Monkeys beg to differ:
http://sunybgrad.tripod.com/evolution-monkeyview.htm
Posted by: Dungeness | November 24, 2020 at 06:53 AM
Some Humans can be way worse than animals, just take a quick look at (GSD and the rs cult) and some animals can behave alot better than Humans. We live in a very inexcusable earth in which we all have a responsibility towards life and its inhabitants. As the saying goes...
Live and Let Live GSD time to stop being the oppressing chimp.
Posted by: manoj | November 24, 2020 at 11:02 AM
This is precious https://youtu.be/iJPXhL5MdiU
Posted by: S | November 24, 2020 at 05:28 PM
Dungeness—
Love that poem. Thanks for sharing!
Posted by: Sonia | November 24, 2020 at 07:02 PM
I feel really bad for calling my 16 year old cat senile.
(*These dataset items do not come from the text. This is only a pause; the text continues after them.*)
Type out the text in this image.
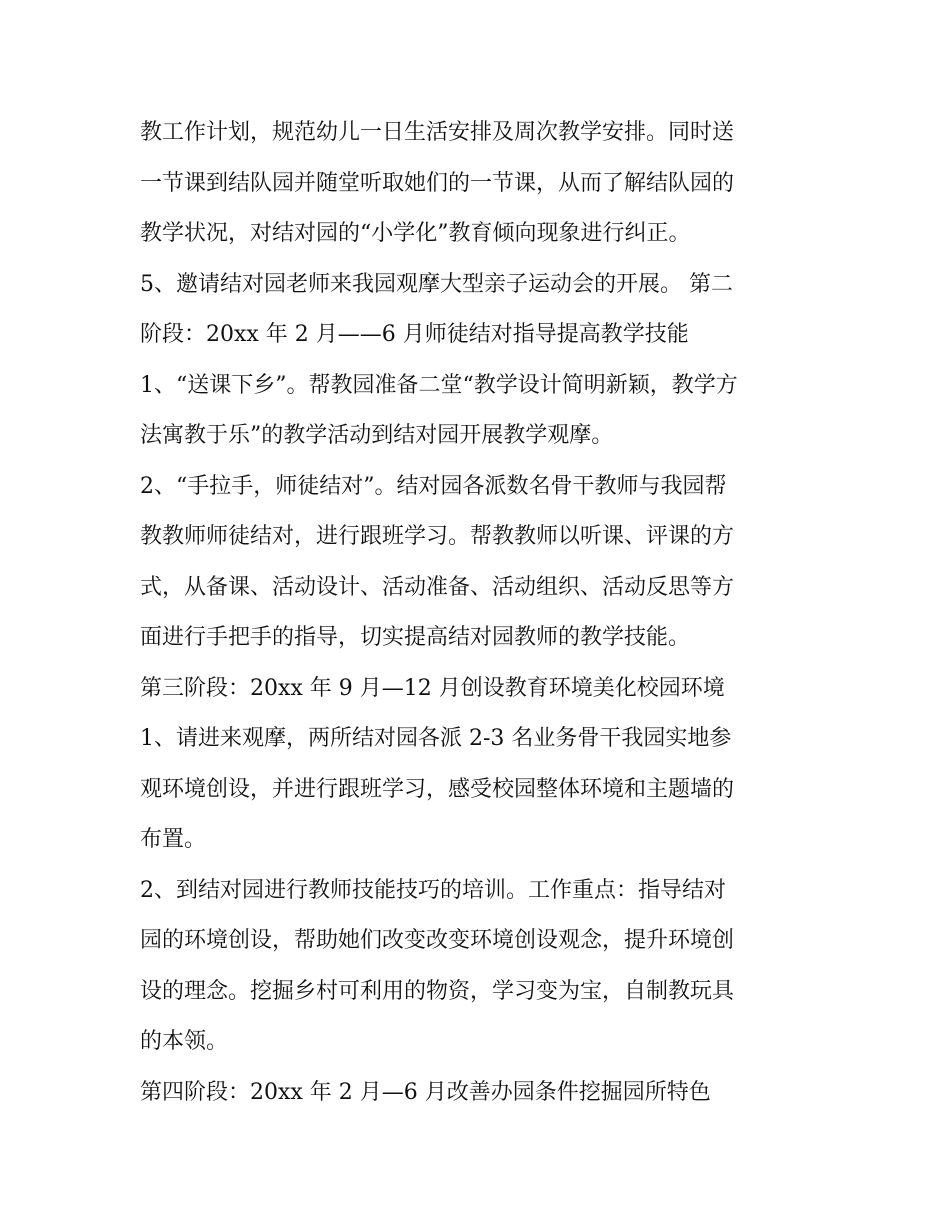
教工作计划，规范幼儿一日生活安排及周次教学安排。同时送
一节课到结队园并随堂听取她们的一节课，从而了解结队园的
教学状况，对结对园的“小学化”教育倾向现象进行纠正。
5、邀请结对园老师来我园观摩大型亲子运动会的开展。 第二
阶段：20xx 年 2 月——6 月师徒结对指导提高教学技能
1、“送课下乡”。帮教园准备二堂“教学设计简明新颖，教学方
法寓教于乐”的教学活动到结对园开展教学观摩。
2、“手拉手，师徒结对”。结对园各派数名骨干教师与我园帮
教教师师徒结对，进行跟班学习。帮教教师以听课、评课的方
式，从备课、活动设计、活动准备、活动组织、活动反思等方
面进行手把手的指导，切实提高结对园教师的教学技能。
第三阶段：20xx 年 9 月—12 月创设教育环境美化校园环境
1、请进来观摩，两所结对园各派 2-3 名业务骨干我园实地参
观环境创设，并进行跟班学习，感受校园整体环境和主题墙的
布置。
2、到结对园进行教师技能技巧的培训。工作重点：指导结对
园的环境创设，帮助她们改变改变环境创设观念，提升环境创
设的理念。挖掘乡村可利用的物资，学习变为宝，自制教玩具
的本领。
第四阶段：20xx 年 2 月—6 月改善办园条件挖掘园所特色
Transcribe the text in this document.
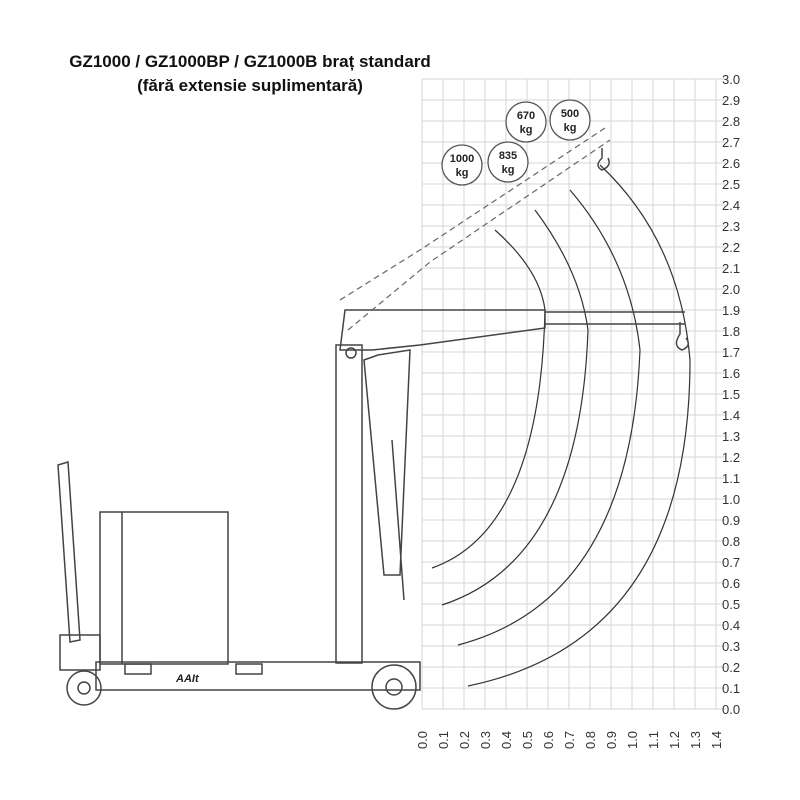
GZ1000 / GZ1000BP / GZ1000B braț standard
(fără extensie suplimentară)
0.0
0.1
0.2
0.3
0.4
0.5
0.6
0.7
0.8
0.9
1.0
1.1
1.2
1.3
1.4
1.5
1.6
1.7
1.8
1.9
2.0
2.1
2.2
2.3
2.4
2.5
2.6
2.7
2.8
2.9
3.0
0.0 0.1 0.2 0.3 0.4 0.5 0.6 0.7 0.8 0.9 1.0 1.1 1.2 1.3 1.4
AAIt
1000
kg
835
kg
670
kg
500
kg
He's actually hyperthyroid and really anxious because of his condition. We had to buy stuff to calm him down and are taking him to the vet to get proper medication for him. It's weird how the older and more frail he gets, the more adorable and precious he is to me.
Posted by: S | November 25, 2020 at 09:00 PM
‘….there isn't human intelligence and animal intelligence. There is just intelligence, which comes in lots of different forms depending on what a species needs to know in order to survive and prosper…’
I’ve just started reading a book that appears to get right into this, only it’s about fungi and is called “Entangled Life” by Merlin Sheldrake a biologist.
I’m enjoying how he’s really questioning why we see things the way we do and have this tendency to anthropomorphise other life forms to somehow understand them. I believe he makes interesting parallels on pg 48:
‘Fungi may not have brains, but their many options entail decisions. Their fickle environments entail improvisation. Their trials entail errors. Whether in the homing response of hyphae within a mycelial network, the sexual attraction between two hyphae in separate mycelial networks, the vital fascination between a mycorrhizal hypha and a plant root, or the fatal attraction of a nematode to a fungal toxic droplet, fungi actively sense and interpret their worlds, even if we have no way of knowing what it is LIKE for a hypha to sense or interpret.’
(Hypha = growing fungal filamentous thread).
BFN
Posted by: Tim Rimmer | November 26, 2020 at 12:35 AM
Hi Tim,
I’m a big fan of Sheldrake too. His ideas and lectures are fascinating. Isn’t thought basically viewed as sense perception by material reductionists? So, we perform “thinking” through cells that aren’t always in the brain. I’m not even sure if a thought can be quantified. Thought is awareness but there are no “thought cells” in the body, right?